MDSynthesis: a persistence engine for molecular dynamics data

Although the raw data for any study involving molecular dynamics simulations are the full trajectories themselves, often we are most interested in lower-dimensional measures of what is happening. These measures may be as simple as the distance between two specific atoms, or as complex as the percentage of contacts relative to some native structure. Some measures may even be comparisons of two or more trajectories against each other. In any case, it may be time-consuming to obtain these lower-dimensional intermediate data, and so it is useful to store them.

Stay organized

MDSynthesis is designed to perform the logistics of medium-to-large-scale analysis of many trajectories, individually or as entire groups. It is intended to allow the scientist to operate at a high level when working with the data, while letting MDSynthesis handle the details of storing and recalling this data.

In other words, MDSynthesis lets the computer do the boring work of keeping track of where things are and how they are stored.

Efficiently store intermediate data from individual simulations for easy recall

For a given simulation trajectory, MDSynthesis gives an interface (the Sim object) to the simulation data itself through MDAnalysis. Data structures generated from raw trajectories (pandas objects, numpy arrays, or any pure python structure) can then be stored and easily recalled later. Under the hood, datasets are stored in the efficient HDF5 format when possible.

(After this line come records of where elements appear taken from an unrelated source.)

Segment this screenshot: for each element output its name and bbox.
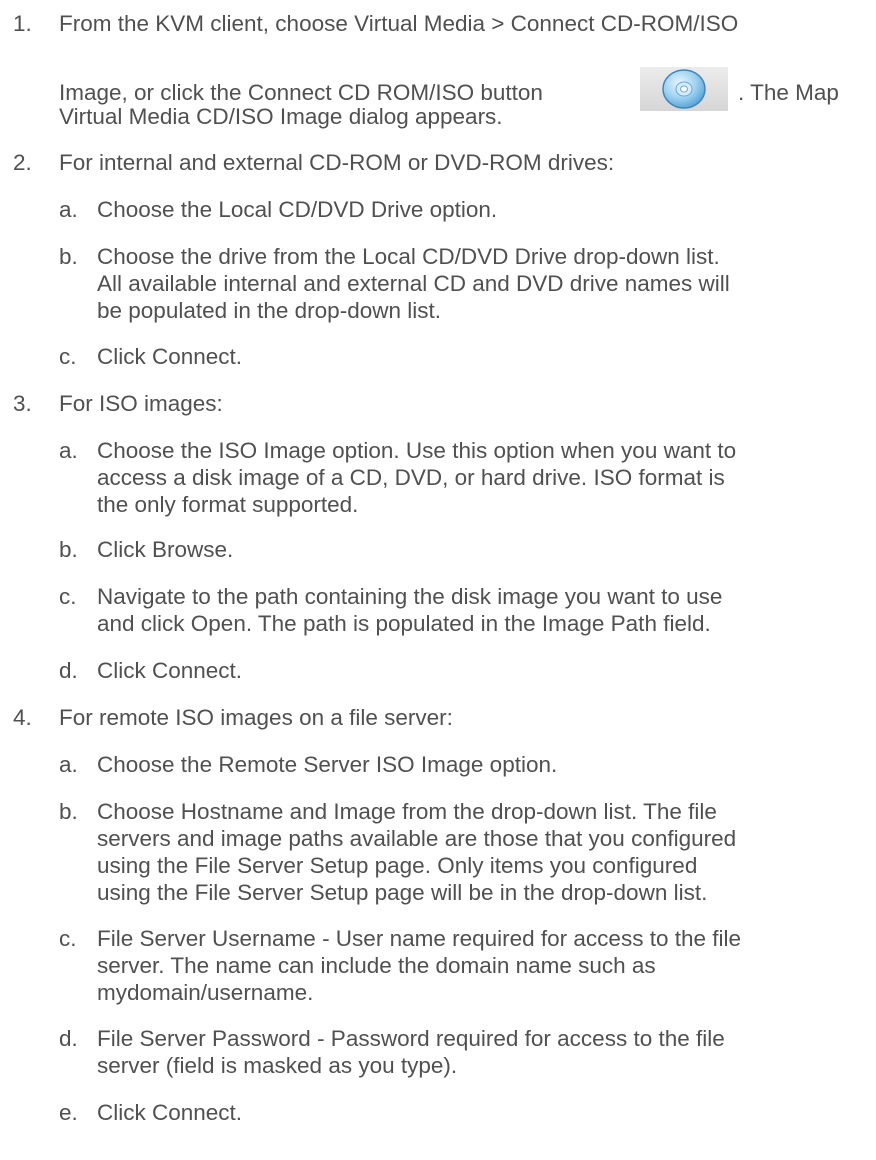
substep-letter: c. [59,344,77,369]
substep-line: access a disk image of a CD, DVD, or har… [97,465,725,490]
connect-cd-rom-button [640,67,728,111]
substep-letter: e. [59,1100,78,1125]
substep-letter: b. [59,537,78,562]
substep-line: Click Browse. [97,537,234,562]
substep-letter: c. [59,584,77,609]
step-number: 4. [13,705,32,730]
step-number: 3. [13,391,32,416]
substep-line: All available internal and external CD a… [97,271,730,296]
substep-line: and click Open. The path is populated in… [97,611,711,636]
substep-line: File Server Password - Password required… [97,1026,725,1051]
step-line: For ISO images: [59,391,223,416]
substep-letter: a. [59,438,78,463]
substep-line: Choose the Local CD/DVD Drive option. [97,197,498,222]
substep-line: servers and image paths available are th… [97,826,737,851]
substep-line: server. The name can include the domain … [97,953,656,978]
cd-disc-icon [662,69,706,109]
substep-letter: a. [59,197,78,222]
substep-line: server (field is masked as you type). [97,1053,458,1078]
substep-letter: a. [59,752,78,777]
substep-line: Choose the ISO Image option. Use this op… [97,438,737,463]
step-line: From the KVM client, choose Virtual Medi… [59,11,739,36]
substep-line: Choose Hostname and Image from the drop-… [97,799,717,824]
step-line: . The Map [738,80,839,105]
substep-line: Navigate to the path containing the disk… [97,584,723,609]
substep-line: Choose the Remote Server ISO Image optio… [97,752,558,777]
substep-line: Click Connect. [97,344,243,369]
substep-line: using the File Server Setup page. Only i… [97,853,698,878]
substep-letter: d. [59,1026,78,1051]
substep-letter: b. [59,244,78,269]
step-line: Virtual Media CD/ISO Image dialog appear… [59,104,503,129]
step-number: 1. [13,11,32,36]
substep-line: the only format supported. [97,492,359,517]
substep-line: using the File Server Setup page will be… [97,880,708,905]
step-line: For remote ISO images on a file server: [59,705,453,730]
substep-letter: d. [59,658,78,683]
substep-letter: b. [59,799,78,824]
substep-line: be populated in the drop-down list. [97,298,441,323]
substep-line: Click Connect. [97,1100,243,1125]
substep-line: Choose the drive from the Local CD/DVD D… [97,244,720,269]
step-line: For internal and external CD-ROM or DVD-… [59,150,615,175]
substep-line: mydomain/username. [97,980,314,1005]
step-number: 2. [13,150,32,175]
substep-line: Click Connect. [97,658,243,683]
step-line: Image, or click the Connect CD ROM/ISO b… [59,80,543,105]
substep-line: File Server Username - User name require… [97,926,741,951]
substep-letter: c. [59,926,77,951]
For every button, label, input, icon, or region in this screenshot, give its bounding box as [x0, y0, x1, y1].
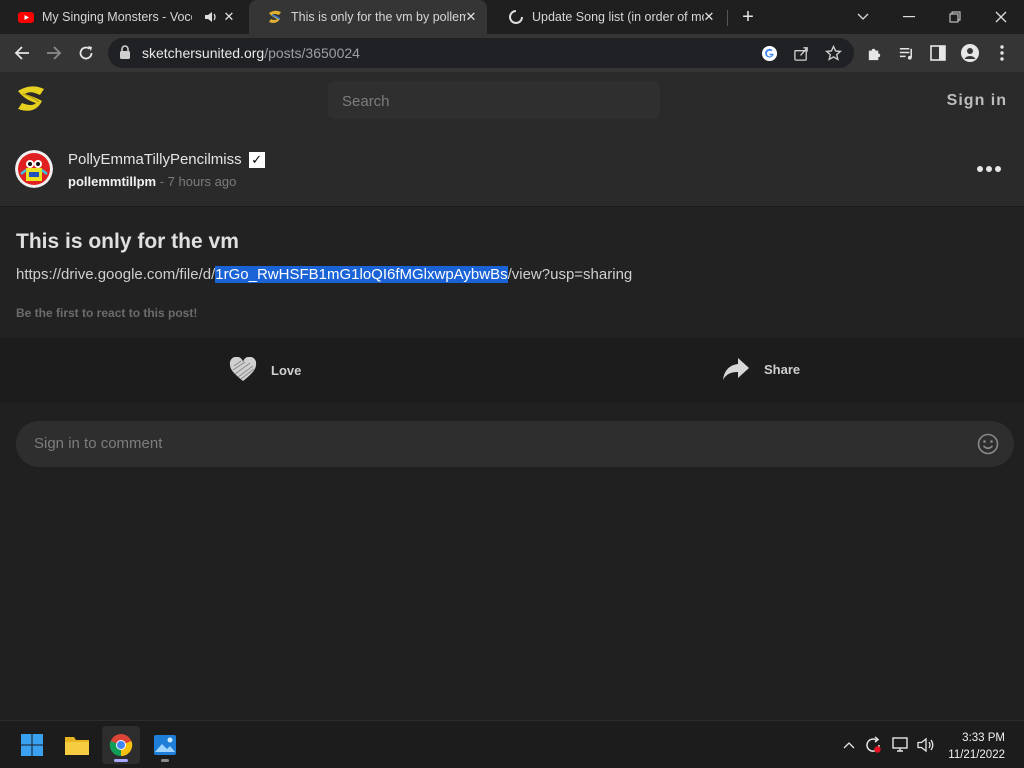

Collect aggregated data and keep track of it, too

Sim objects can be gathered into arbitrary collections with Group objects. Groups can store datasets obtained from these collections, and can even contain other Groups as members.

Query for simulation results instead of manually hunting for them

Note

This feature is planned, but not yet present in the codebase.

Sim and Group objects persistently store their data to disk automatically, but it can be tedious to navigate around the filesystem to recall them later. The Coordinator object gives a single interface for querying all Sim and Group objects it is made aware of, allowing retrieval of specific datasets with a single line of code.

Getting MDSynthesis

We have yet to make an official release, but you can get the current state of the codebase from the master branch on GitHub.

See the installation instructions to set it up.

Dependencies

  • MDAnalysis: 0.9.1 or higher
  • pandas: 0.16.1 or higher
  • PyTables: 3.2.0 or higher
  • h5py: 2.5.0 or higher
  • scandir: 1.0 or higher

Contributing

This project is still under heavy development, and there are certainly rough edges and bugs. Issues and pull requests welcome!